Richard explores Ian Dunbar's eye opening exercise Does your dog know what "sit" means? with xome success. He is also working on Stay. Julie expresses concers about teaching Fido to spin.

Hi Kaye,

I haven't done much with Fido the last few days, just normal household
activities. I didn't even carry a clicker and liver. He's been happy to
potter about with me without treats. This morning I had a lovely session
partially inspired by Julies visit and by Jean Donaldson.

I did the Dunbar 'Does your dog know sit'. In my lounge room he knows 'sit'
pretty well. I couldn't find a situation where it didn't work. Standing,
back to him, sitting, sitting back to him and lying down with him at my
head. I interspersed hand que and voice but not both together. He was super
keen this morning. I took him 'on lead' to the road to see how much of our
drive way had been washed away by the wild storms. He stayed pretty nicely
in position. I did a lot of changing direction and pace, all of which he was
up for.

I also worked on 'Stay' by asking him to sit, holding food in different
positions and then clicking if he didn't move. I ended up, after a few
minutes, being able to put a piece of liver on the ground, stand up and then
lean down again and give it to him.

Yesterday the electrical storm activity was incredible. We were blacked out
most of the afternoon and early evening here in the tropical Macedon Ranges.
Fido was pretty keen to sit on my knee. He went to sleep there for an hour
or so. That doesn't happen much. It was pretty frightening.

Julie warned me against getting him to 'chase his tail' because it can
become an obsession with some dogs. It is something he does every now and
then, specially if I'm ignoring, him watching TV or something. Being me,
I've been capturing it. I think it is a bit like tug games: OK to do it as
long as there is a stop button like 'off'. Julie didn't seem to be
convinced.

Funnily enough, we had a visit from a beautiful boxer x staffie. He will sit
and look at a ball for hours hoping it'll move. They told me he will play
games with a big stick for hours by himself as well. He tosses it over his
back, over and over and over damaging his nose til it bleeds. Even if there
are other dogs about he'd rather do his stick trick.
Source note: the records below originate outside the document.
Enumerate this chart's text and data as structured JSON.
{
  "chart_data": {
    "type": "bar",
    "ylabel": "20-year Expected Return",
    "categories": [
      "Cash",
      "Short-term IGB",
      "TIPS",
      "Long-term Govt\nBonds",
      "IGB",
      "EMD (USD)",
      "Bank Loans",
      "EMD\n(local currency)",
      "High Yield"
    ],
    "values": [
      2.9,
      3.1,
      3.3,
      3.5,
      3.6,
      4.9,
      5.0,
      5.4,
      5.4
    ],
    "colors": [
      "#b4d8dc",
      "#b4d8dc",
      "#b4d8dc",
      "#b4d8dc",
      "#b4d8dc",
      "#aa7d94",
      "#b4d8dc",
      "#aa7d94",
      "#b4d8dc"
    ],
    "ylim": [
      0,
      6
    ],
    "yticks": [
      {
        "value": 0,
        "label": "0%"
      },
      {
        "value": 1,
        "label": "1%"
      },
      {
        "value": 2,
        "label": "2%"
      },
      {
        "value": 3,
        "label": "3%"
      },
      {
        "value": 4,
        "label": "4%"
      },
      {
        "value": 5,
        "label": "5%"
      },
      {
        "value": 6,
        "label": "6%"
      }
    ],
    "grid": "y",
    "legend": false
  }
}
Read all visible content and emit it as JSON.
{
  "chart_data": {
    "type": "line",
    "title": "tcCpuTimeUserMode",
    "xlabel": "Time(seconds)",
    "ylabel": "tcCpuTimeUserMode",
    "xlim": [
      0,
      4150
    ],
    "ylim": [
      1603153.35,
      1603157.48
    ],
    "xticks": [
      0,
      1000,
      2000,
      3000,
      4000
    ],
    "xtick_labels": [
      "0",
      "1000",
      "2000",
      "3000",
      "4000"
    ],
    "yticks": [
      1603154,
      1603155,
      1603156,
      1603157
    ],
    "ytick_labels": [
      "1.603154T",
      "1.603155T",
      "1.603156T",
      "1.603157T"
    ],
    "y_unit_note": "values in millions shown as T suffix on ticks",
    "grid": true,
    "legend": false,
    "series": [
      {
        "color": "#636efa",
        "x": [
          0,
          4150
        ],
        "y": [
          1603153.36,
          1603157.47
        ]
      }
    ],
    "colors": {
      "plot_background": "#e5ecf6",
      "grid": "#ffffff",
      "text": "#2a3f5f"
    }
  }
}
Fido has not shown any
of these tendencies. He is more likely to get bored and go onto something
else. Interesting to look at these different personalities in terms of
'drives'. I guess staring at a ball for an hour or two is prey drive gone
wrong and getting bored quickly is puppy stuff.

My own obsession with 'consequences' has settled down (for now?). I am
cutting him a bit more slack and doing things more for fun. It seems the
more slack I cut him the less he needs. There are far fewer things you can
do with a horse just for fun, so motivation is a very different issue.
Leaping that divide is quite an undertaking. In fact I am jumping off a
cliff, because I've never seen a clicker trained dog up close and personal.
Certainly not one trained to a high level.